Developing Metal-Halide Layered Perovskite Nanomaterials for Optoelectronics

The abundant chemical tunability along with outstanding optoelectronic properties of the 2D metal-halide layered perovskite materials, as well as the potential prospect on understanding the structure-property relationships at the molecular level, provide enormous opportunity for the scientific community on designing new and efficient 2D metal-halide layered perovskites for a specific optoelectronic application. These materials still require attention on understanding their fundamental electronic properties and on controlling their synthesis parameters to produce high quality materials. Moreover, the synergy between the organic and inorganic compounds in these systems further opens up the possibility to unlock novel optoelectronic properties by simply integrating many other available functional organic molecules into these structures. This thesis is dedicated to the synthesis of 2D lead-bromide Ruddlesden Popper layered perovskite materials through a simple synthesis technique and by using different organic molecules. It targets a full investigation of the photo-physical properties of the as synthesized materials.
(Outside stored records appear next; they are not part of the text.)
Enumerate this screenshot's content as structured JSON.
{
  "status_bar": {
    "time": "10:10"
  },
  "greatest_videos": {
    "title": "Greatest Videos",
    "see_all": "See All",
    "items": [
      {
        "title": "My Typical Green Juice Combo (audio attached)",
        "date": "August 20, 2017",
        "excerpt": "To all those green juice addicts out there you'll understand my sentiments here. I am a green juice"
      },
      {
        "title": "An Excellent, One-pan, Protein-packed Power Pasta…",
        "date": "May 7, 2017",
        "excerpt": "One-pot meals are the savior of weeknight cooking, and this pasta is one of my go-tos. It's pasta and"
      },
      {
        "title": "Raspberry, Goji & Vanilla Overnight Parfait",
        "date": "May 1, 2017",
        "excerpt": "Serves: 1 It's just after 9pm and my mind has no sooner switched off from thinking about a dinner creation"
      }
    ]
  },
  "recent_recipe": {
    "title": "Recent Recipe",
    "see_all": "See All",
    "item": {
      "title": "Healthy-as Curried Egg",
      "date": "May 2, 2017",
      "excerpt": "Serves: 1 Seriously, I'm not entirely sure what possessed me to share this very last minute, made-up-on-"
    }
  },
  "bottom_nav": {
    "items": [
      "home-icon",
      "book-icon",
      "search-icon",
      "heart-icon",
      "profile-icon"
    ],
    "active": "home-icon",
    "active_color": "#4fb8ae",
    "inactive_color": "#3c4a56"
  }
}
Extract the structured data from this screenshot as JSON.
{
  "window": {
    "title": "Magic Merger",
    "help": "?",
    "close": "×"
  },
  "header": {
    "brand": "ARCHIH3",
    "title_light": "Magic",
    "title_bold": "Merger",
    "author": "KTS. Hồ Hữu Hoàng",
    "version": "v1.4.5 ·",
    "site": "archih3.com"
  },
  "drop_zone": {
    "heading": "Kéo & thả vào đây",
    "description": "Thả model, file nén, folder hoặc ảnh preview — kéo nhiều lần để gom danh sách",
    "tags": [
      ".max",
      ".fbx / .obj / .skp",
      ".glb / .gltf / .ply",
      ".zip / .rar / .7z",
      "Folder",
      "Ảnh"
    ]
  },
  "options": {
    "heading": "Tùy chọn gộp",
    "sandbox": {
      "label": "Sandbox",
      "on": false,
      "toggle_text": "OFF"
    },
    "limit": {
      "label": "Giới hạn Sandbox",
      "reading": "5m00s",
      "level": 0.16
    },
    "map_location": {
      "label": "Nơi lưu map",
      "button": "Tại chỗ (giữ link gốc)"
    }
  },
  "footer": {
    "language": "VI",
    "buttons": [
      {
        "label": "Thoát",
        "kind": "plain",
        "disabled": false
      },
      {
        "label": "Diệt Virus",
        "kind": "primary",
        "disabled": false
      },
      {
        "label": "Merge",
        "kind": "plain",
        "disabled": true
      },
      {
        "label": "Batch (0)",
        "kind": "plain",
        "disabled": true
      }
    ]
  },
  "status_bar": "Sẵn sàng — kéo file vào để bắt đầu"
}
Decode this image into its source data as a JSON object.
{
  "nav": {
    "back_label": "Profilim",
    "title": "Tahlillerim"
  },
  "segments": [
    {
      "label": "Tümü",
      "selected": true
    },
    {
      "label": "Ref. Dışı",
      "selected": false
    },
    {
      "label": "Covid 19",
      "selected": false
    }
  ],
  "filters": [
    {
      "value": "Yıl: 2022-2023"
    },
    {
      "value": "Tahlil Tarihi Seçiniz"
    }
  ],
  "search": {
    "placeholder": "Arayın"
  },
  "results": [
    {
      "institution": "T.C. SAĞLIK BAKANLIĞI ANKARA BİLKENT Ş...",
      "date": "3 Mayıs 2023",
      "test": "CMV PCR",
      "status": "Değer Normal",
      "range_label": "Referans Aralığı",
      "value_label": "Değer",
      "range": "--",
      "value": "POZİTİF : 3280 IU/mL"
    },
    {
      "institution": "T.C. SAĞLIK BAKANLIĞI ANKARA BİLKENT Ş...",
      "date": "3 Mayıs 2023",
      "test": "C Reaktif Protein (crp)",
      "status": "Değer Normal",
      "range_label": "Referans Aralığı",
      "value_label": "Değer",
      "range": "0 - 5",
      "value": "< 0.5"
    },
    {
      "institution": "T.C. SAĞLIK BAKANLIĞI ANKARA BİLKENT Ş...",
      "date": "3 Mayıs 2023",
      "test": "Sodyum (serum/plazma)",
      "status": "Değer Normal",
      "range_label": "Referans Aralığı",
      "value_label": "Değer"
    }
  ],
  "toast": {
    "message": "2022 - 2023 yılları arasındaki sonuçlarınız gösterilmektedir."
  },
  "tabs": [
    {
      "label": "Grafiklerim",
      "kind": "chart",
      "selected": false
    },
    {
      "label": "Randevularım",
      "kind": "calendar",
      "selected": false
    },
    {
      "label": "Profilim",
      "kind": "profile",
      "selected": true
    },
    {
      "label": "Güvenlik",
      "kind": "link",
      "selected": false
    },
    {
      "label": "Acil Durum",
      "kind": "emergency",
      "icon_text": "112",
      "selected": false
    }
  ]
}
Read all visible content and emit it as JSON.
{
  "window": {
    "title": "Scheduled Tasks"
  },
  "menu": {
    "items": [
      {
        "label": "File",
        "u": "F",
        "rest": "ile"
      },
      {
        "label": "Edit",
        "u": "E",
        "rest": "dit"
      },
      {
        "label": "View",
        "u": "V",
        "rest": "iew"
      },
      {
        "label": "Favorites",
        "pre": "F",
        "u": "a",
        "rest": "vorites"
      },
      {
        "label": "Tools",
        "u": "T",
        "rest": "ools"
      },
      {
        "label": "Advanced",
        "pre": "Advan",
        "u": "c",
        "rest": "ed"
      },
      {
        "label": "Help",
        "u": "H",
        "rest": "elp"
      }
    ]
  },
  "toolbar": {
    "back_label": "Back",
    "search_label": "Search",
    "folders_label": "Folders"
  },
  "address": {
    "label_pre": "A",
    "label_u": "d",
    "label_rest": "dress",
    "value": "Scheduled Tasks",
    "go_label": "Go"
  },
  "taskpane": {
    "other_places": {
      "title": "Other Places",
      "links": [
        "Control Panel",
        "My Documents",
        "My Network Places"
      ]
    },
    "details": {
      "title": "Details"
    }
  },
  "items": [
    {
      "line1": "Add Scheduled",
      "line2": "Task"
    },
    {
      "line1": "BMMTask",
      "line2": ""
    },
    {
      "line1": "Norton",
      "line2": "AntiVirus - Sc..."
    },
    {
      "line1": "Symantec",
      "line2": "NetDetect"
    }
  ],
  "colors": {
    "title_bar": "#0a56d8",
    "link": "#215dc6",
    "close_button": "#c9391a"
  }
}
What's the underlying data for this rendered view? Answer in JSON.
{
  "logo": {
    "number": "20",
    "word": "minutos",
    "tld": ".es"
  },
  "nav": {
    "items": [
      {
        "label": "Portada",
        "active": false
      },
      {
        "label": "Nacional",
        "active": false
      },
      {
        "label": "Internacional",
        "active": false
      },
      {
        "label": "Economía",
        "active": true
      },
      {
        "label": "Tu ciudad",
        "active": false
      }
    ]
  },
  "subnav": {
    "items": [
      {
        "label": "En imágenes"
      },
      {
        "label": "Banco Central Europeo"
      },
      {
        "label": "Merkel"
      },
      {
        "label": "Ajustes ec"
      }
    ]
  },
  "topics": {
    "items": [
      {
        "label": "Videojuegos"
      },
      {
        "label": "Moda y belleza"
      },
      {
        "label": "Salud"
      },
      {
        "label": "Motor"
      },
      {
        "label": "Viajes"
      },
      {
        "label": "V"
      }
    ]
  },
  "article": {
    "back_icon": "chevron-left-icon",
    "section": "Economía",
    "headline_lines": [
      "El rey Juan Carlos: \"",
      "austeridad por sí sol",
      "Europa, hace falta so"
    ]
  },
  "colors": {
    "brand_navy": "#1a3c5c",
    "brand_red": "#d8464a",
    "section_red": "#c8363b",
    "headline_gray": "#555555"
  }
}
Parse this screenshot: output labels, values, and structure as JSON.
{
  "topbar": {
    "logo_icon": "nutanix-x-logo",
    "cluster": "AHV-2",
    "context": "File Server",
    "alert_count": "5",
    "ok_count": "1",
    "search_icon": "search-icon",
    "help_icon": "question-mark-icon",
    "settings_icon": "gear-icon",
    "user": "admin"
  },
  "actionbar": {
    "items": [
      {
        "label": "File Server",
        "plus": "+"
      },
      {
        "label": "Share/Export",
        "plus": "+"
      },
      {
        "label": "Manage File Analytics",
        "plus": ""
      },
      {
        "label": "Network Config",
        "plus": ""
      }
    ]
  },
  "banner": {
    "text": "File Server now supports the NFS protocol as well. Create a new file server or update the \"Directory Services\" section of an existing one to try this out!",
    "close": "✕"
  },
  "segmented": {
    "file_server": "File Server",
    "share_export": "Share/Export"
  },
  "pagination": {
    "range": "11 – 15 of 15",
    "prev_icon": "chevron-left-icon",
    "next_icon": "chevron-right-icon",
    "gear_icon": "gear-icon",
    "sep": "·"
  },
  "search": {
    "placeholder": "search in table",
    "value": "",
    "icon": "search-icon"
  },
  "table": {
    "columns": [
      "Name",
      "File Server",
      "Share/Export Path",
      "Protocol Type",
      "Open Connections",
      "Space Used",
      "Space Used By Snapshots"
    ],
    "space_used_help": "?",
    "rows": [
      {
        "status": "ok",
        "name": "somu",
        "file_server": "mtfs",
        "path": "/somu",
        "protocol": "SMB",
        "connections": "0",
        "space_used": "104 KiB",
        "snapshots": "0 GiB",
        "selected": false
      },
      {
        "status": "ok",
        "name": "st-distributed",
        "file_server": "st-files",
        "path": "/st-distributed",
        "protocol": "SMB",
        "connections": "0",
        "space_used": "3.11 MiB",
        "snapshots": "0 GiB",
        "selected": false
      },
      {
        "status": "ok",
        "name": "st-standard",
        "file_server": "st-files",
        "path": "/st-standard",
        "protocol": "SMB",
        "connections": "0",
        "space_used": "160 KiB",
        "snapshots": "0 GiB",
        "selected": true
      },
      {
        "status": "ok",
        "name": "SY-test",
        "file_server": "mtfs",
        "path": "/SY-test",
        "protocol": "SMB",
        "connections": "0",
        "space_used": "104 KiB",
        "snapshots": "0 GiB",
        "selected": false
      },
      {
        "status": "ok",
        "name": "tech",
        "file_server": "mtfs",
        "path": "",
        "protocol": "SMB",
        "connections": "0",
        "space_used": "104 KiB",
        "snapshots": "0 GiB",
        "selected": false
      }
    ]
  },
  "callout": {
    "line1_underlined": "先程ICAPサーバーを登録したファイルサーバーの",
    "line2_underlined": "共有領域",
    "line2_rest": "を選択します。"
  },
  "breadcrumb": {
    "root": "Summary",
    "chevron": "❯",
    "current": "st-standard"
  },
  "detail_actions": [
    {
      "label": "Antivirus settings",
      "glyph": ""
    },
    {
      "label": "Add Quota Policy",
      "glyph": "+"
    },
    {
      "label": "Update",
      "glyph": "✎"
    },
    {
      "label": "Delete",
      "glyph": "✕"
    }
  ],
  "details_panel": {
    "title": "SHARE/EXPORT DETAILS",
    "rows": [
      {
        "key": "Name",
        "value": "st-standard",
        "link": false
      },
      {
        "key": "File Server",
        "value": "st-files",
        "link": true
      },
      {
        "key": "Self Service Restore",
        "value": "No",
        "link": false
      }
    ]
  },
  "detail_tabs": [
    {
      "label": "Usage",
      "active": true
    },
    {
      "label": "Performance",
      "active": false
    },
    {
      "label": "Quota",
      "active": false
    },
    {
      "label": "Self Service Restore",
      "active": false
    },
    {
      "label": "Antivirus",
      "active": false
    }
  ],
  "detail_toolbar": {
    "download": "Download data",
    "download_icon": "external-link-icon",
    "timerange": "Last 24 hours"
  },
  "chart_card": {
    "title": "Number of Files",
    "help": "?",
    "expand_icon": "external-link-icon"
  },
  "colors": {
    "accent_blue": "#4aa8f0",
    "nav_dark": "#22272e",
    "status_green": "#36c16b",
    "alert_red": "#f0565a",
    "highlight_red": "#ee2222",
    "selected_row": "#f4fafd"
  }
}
Moreover, it presents detailed studies on the effect of structural rigidity and electron-phonon interaction provided by organic molecules on the emission efficiencies of 2D layered perovskites, and their emission tunability by using organic molecules with different architectures. In a more technological view, this thesis summarizes the work performed on the integration of 2D layered perovskites in polymer films and their emission enhancement by mechanical stress.